Featuring advertisements with gender stereotypes to sell products is outlawed in the United Kingdom as of last week.
“Our evidence shows how harmful gender stereotypes in ads can contribute to inequality in society, with costs for all of us, ” said Guy Parker, chief executive of the UK’s Advertising Standards Authority (ASA). “Put simply, we found that some portrayals in ads can, over time, play a part in limiting people’s potential. It’s in the interests of women and men, our economy and society that advertisers steer clear of these outdated portrayals, and we’re pleased with how the industry has already begun to respond.”
The ASA issued the ban in December giving companies a six month grace period to adjust to the new regulations. Last week that grace period ended with the ASA issuing a statement outlining the policy of their gender stereotype ban.
A specific definition as to what constitutes a gender stereotype in advertising was not provided by the ASA. Instead they state in broad terms, “Advertisements must not include gender stereotypes that are likely to cause harm, or serious or widespread offence.” (RELATED: Researchers Who Think Voice Assistants Like Siri Perpetuate Gender ‘Stereotypes’ have a Genderless Solution)
Individual examples where gender stereotyping would be forbidden included the following:
- “An ad that depicts a man with his feet up and family members creating mess around a home while a woman is solely responsible for cleaning up the mess.
- An ad that depicts a man or a woman failing to achieve a task specifically because of their gender e.g. a man’s inability to change nappies; a woman’s inability to park a car.
- Where an ad features a person with a physique that does not match an ideal stereotypically associated with their gender, the ad should not imply that their physique is a significant reason for them not being successful, for example in their romantic or social lives.
- An ad that seeks to emphasise the contrast between a boy’s stereotypical personality (e.g. daring) with a girl’s stereotypical personality (e.g. caring) needs to be handled with care.

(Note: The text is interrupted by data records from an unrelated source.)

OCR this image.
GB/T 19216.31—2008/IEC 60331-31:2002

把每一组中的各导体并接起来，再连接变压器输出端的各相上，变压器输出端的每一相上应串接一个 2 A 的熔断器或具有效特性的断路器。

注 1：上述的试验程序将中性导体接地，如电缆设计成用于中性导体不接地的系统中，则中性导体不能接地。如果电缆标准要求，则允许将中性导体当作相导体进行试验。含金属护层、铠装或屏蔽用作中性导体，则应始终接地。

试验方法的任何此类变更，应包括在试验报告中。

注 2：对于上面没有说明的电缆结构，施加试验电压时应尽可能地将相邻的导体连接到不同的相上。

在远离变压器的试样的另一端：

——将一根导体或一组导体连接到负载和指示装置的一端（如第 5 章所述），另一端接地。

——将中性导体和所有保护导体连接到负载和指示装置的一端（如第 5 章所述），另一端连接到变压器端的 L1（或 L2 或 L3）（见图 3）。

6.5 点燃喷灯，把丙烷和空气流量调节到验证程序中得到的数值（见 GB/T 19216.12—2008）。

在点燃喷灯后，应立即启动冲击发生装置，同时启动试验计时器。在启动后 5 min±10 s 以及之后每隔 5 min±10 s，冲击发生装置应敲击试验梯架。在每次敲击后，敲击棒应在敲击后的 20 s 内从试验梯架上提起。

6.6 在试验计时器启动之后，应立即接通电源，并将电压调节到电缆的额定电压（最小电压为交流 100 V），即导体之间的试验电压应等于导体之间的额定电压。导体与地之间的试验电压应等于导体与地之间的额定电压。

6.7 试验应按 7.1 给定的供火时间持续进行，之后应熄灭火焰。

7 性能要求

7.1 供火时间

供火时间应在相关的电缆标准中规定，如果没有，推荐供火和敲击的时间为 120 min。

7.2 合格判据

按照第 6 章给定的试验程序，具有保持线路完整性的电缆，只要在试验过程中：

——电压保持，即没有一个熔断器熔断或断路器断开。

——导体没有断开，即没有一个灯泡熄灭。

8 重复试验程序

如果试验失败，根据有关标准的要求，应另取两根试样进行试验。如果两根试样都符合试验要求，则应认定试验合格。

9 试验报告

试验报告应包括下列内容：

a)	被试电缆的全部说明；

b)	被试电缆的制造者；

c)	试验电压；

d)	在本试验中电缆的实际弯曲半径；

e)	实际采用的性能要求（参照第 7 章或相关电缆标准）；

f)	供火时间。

- An ad aimed at new mums which suggests that looking attractive or keeping a home pristine is a priority over other factors such as their emotional wellbeing.
- An ad that belittles a man for carrying out stereotypically ‘female’ roles or tasks.”
The ASA then goes on to cite individual examples where gender stereotypes would not be enforced:
- “A woman doing the shopping or a man doing DIY.
- Glamorous, attractive, successful, aspirational or healthy people or lifestyles.
- One gender only, including in ads for products developed for and aimed at one gender.
- Gender stereotypes as a means to challenge their negative effects.”
The ban comes as a result of a study the ASA conducted which concluded stereotypes in advertising can have, “real-world psychological, physical, economic, social and political harm for individuals and groups.”
The ASA received major backlash on twitter with writer Jesse Singal tweeting:
Bonkers! Among other new guidelines, it’s now *against the law*, in the UK, for ads to “connect physical features w/success in the romantic or social spheres”
So suggesting that something which apears to be true, empirically, is true is now banned. Okay!https://t.co/GLTqXvSDBn
— Jesse Singal (@jessesingal) June 19, 2019
The ASA official Twitter account responded to some of criticisms by individual users whilst defending their decision to implement the ban.
Hi Mitch. The ad rules, which have been in place since 1962, have always covered issues around harm and offence. They’re written by the ad industry and we administer them on their, and consumers’, behalf.
— ASA (@ASA_UK) June 20, 2019
Yes it’s our responsibility as the UK ad regulator to administer the rules and make judgements on whether an ad is likely to cause serious or widespread offence. It’s about content & context. Our rules don’t prohibit ads featuring a boy playing football/girl dressed as ballerina.
— ASA (@ASA_UK) June 20, 2019
The ASA will now officially begin reviewing any complaints it receives on “a case-by-case basis.”